In devop’s lingo: this is “Docker for App features”.

Many Apps/sites already use a capability called “Feature-Flags” that allow add/subtract of components (and component versions) under developer control. It allows for A/B tests — but its not at the user’s option, its something that could be put under the control of users. We don’t know the pattern for that. As an extension of layering I’m excited about this area as a major shift in app design and delivery.

If I decide I want to get UberEats back in my app, then the engagement layer pattern allows me (the user) to easily select that.

User Access to the Engagement layer — using the layer diagram above, a user gesture would allow a user to access the orchestration capabilities of the App. To show/hide features and to strip back the interface to the utility they supports their JTBD. Such a gesture and orchestration UI

Uniformity and Predictability —Consumerism has programmed product designers into thinking about fixed designs. There is nods to “Customerization” in Volkswagon bugs, Mini’s and Shoes of Prey. However, Apple has built the most valuable company in the world by avoiding Paradox of Choice.

Temporality and Context — In the early days of the mobile push notification space, we learned that intersecting location context with user interest had far higher push notification open rates than normal (or spammy) marketing pushes. Basic design for “whats in it for me”. All Apps should be using contextual computing to add value to a user. The most obvious consumerizations are stories around amazon/netflix recommendations, youtube home suggestions (with many arguments for/against personalization).

Push notifications, Alerts and Popups — Even in 2017 we still get bad Apps that ignore Temporality and Context in push notifications and emails. Contrast this with good apps like Slack that makes a nice job of snoozing alerts and EASILY setting office hours.

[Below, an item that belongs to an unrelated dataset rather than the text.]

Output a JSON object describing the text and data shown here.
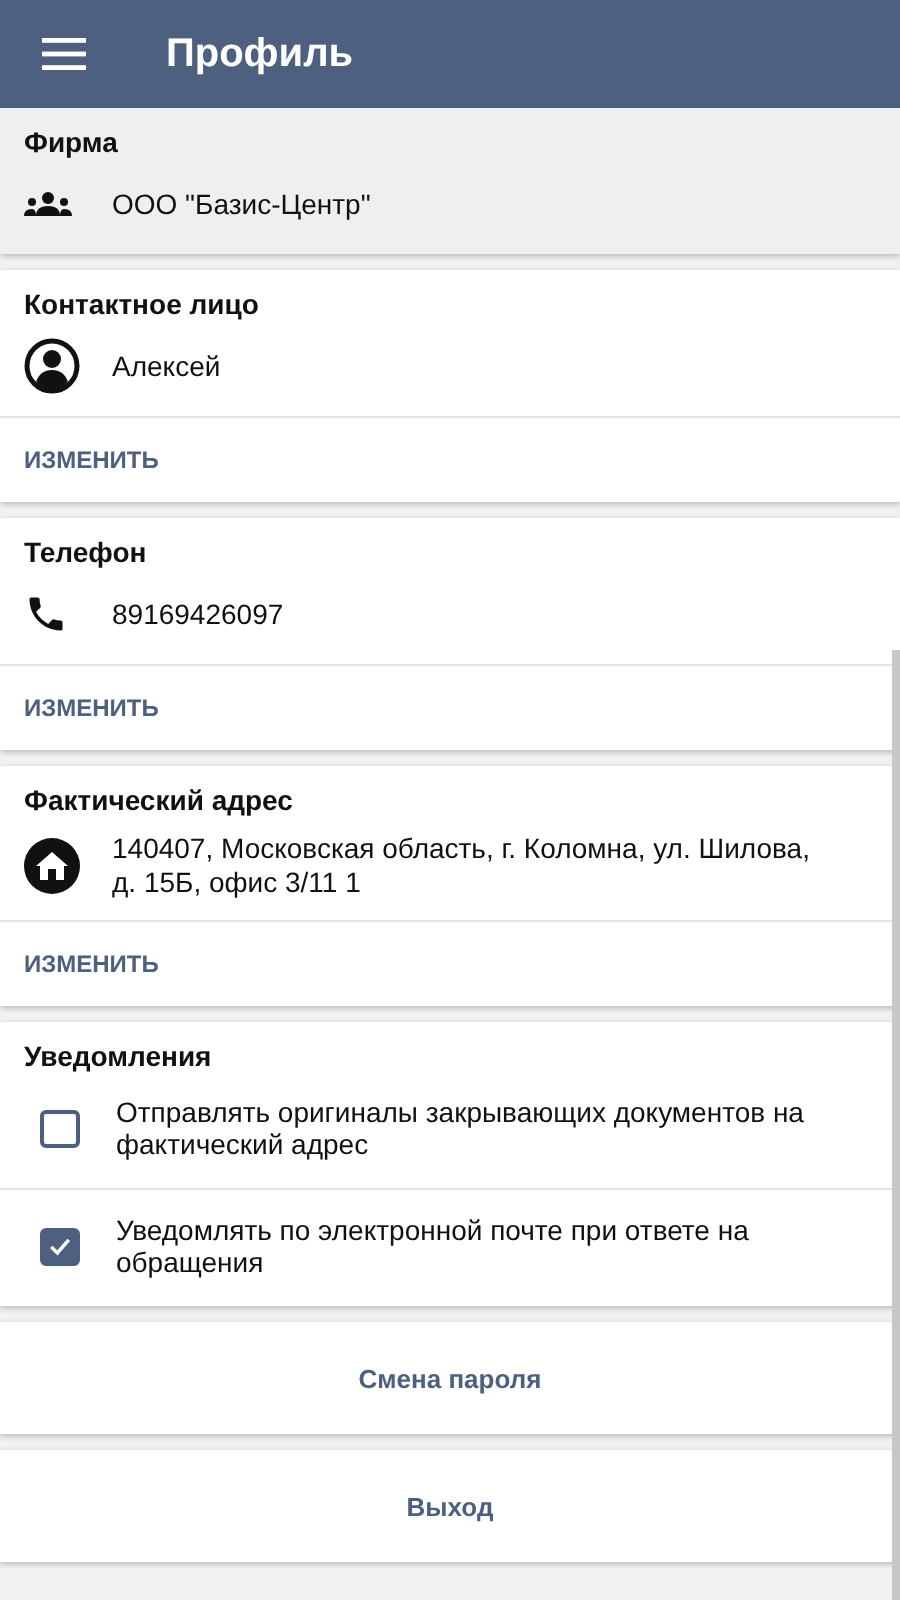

User Retreat — If we don’t solve this problem, user will retreat:

  1. by uninstalling (good-bye relationship)
  2. disabling key parts of the product to escape shouty applications, I’ve mentioned in previous posts about increased happiness by simply uninstalling Facebook and Twitter apps from my phone. (Even today Facebook emails me every-bloody-day to “get back onto facebook”).
  3. Tech detox — a relatively new term but one that will increase if App design continues to be driven by harmful UX patterns.

Summary

App designers and Product Manager can organize their thinking into layers:

  1. Design and Experience Layer (where all the code gets done)
  2. Signal and Engagement Layer (which maps a user’s journey and orchestrates what “nudges”, clues and help move a user into deeper engagement and understanding of the application).

It makes sense that the cognitive discoveries should be used productively to help make less stressful and more useful applications.